Vladimir, the man in the middle of this photo, is the one who titled it “The three amigos and the Crimean cognac”.
Those of you who know me well know that I rarely drink alcoholic beverages. I was never much of a drinker to begin with and pretty much avoid all alcohol since my bout with Lyme Disease.
With that in mind, you may find the following story hard to believe, but Jamie will verify the details.
We boarded the speed train from St Petersburg to Moscow at 1:30 pm and quickly found our seats near the back of the first class car. Seated directly across the aisle from us were two burly Russian men about my age. Like many of the other Russians aboard, they had numerous alcoholic beverages arrayed across their dining trays.
After a few minutes one of them leaned over to me and said, “Are you Americans?”

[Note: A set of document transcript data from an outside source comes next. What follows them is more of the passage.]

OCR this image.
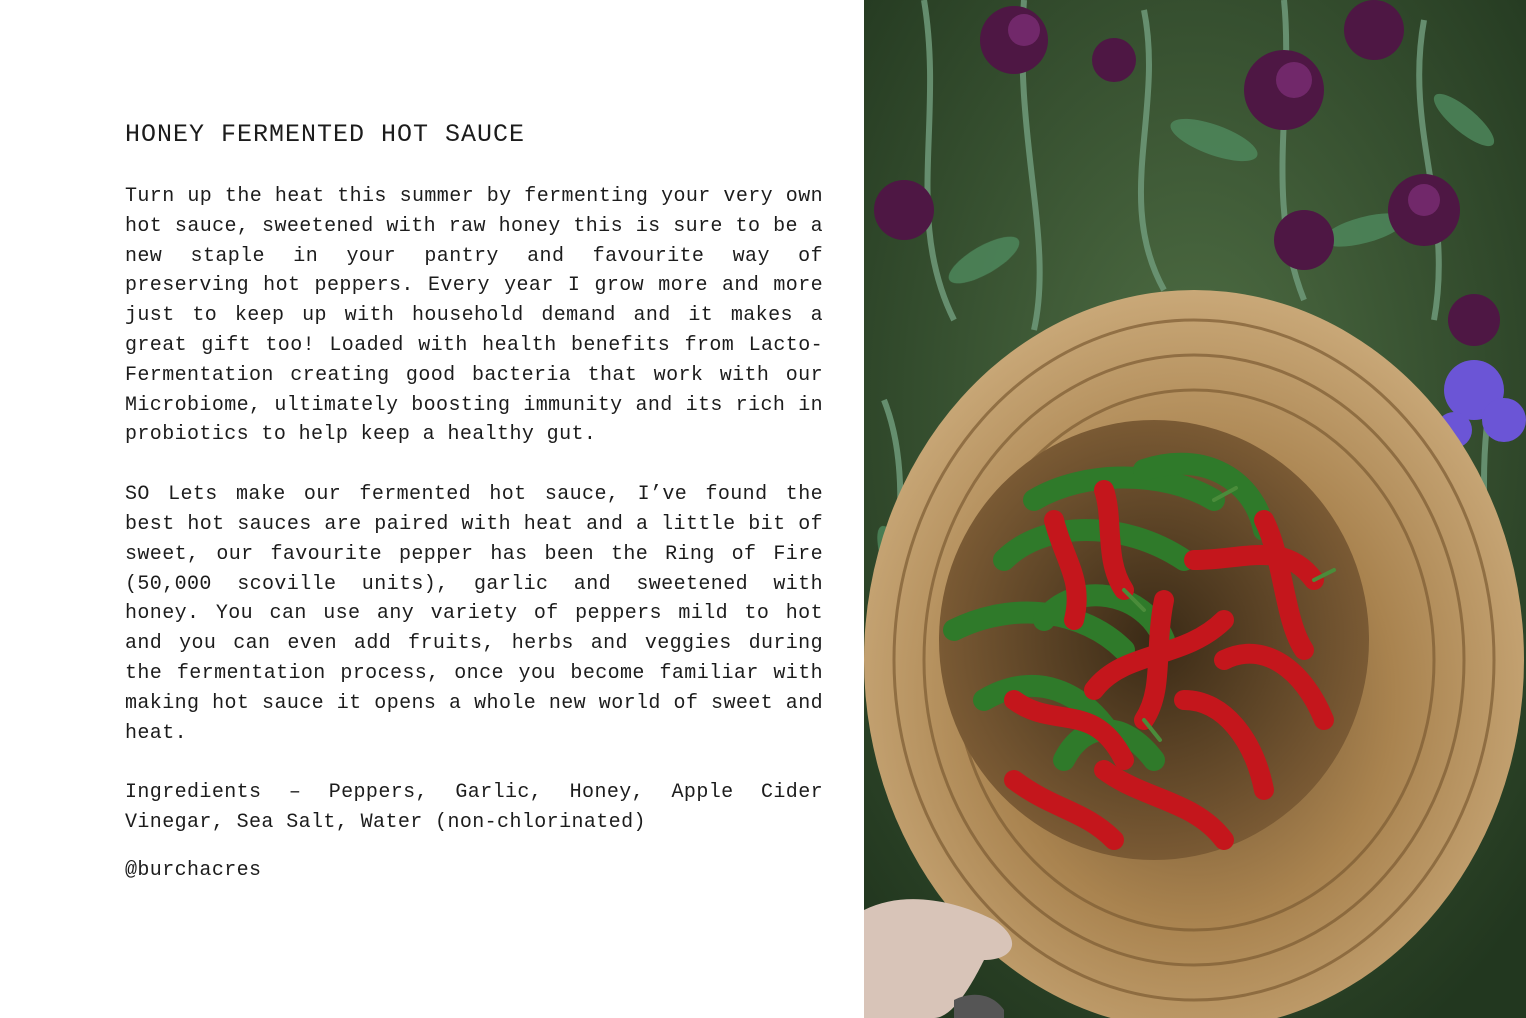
HONEY FERMENTED HOT SAUCE

Turn up the heat this summer by fermenting your very own hot sauce, sweetened with raw honey this is sure to be a new staple in your pantry and favourite way of preserving hot peppers. Every year I grow more and more just to keep up with household demand and it makes a great gift too! Loaded with health benefits from Lacto-Fermentation creating good bacteria that work with our Microbiome, ultimately boosting immunity and its rich in probiotics to help keep a healthy gut.

SO Lets make our fermented hot sauce, I’ve found the best hot sauces are paired with heat and a little bit of sweet, our favourite pepper has been the Ring of Fire (50,000 scoville units), garlic and sweetened with honey. You can use any variety of peppers mild to hot and you can even add fruits, herbs and veggies during the fermentation process, once you become familiar with making hot sauce it opens a whole new world of sweet and heat.

Ingredients – Peppers, Garlic, Honey, Apple Cider Vinegar, Sea Salt, Water (non-chlorinated)

@burchacres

When we answered in the affirmative, he waved a bottle of liquor in my direction and said, “Would you like a drink?”
Before we left home, our Ukrainian friend Yulia had warned us not to allow a Russian to buy us a drink. “They’ll get insulted if you want to stop drinking before they do,” she said. “You may end up in a fight.”
Hmmm, I thought, this may be the situation Yulia warned us about. So I politely declined the man’s kind offer by saying that I have a medical condition that prohibits me from imbibing.
He shrugged and gave me a look that clearly said, You are a pathetic Yankee pussy. You are the son of a dog. The only people you insult worse than my people are your own people. I am ashamed to share this fine Russian train car with you and your kind.
At least that’s what I read into his shrug and look of disappointment. So I thought, what the hell. Let’s go for it.
The two Russians, my new best friends, were named Vladimir and Vasily. They proudly told me that their drink of choice was a 50-year old cognac produced in Crimea. And, of course, that also made it my drink of choice.
I usually don’t like the taste of alcohol, but this was good. It was smooth. I turned to Jamie and said, “This is the best alcohol I’ve ever had. It makes my stomach all warm and tingly.”
After I finished my first glass, Vladimir extended his hospitality and poured another round for the three of us. I liked the second one as much as the first.
I let Jamie have a sip, but I really didn’t want to. Let the bitch find her own Russian friends with 50-year old Crimean cognac.
Oh, my god. I can’t believe I said that. It must be the cognac speaking.
Pour another one, Vlad, pour another one.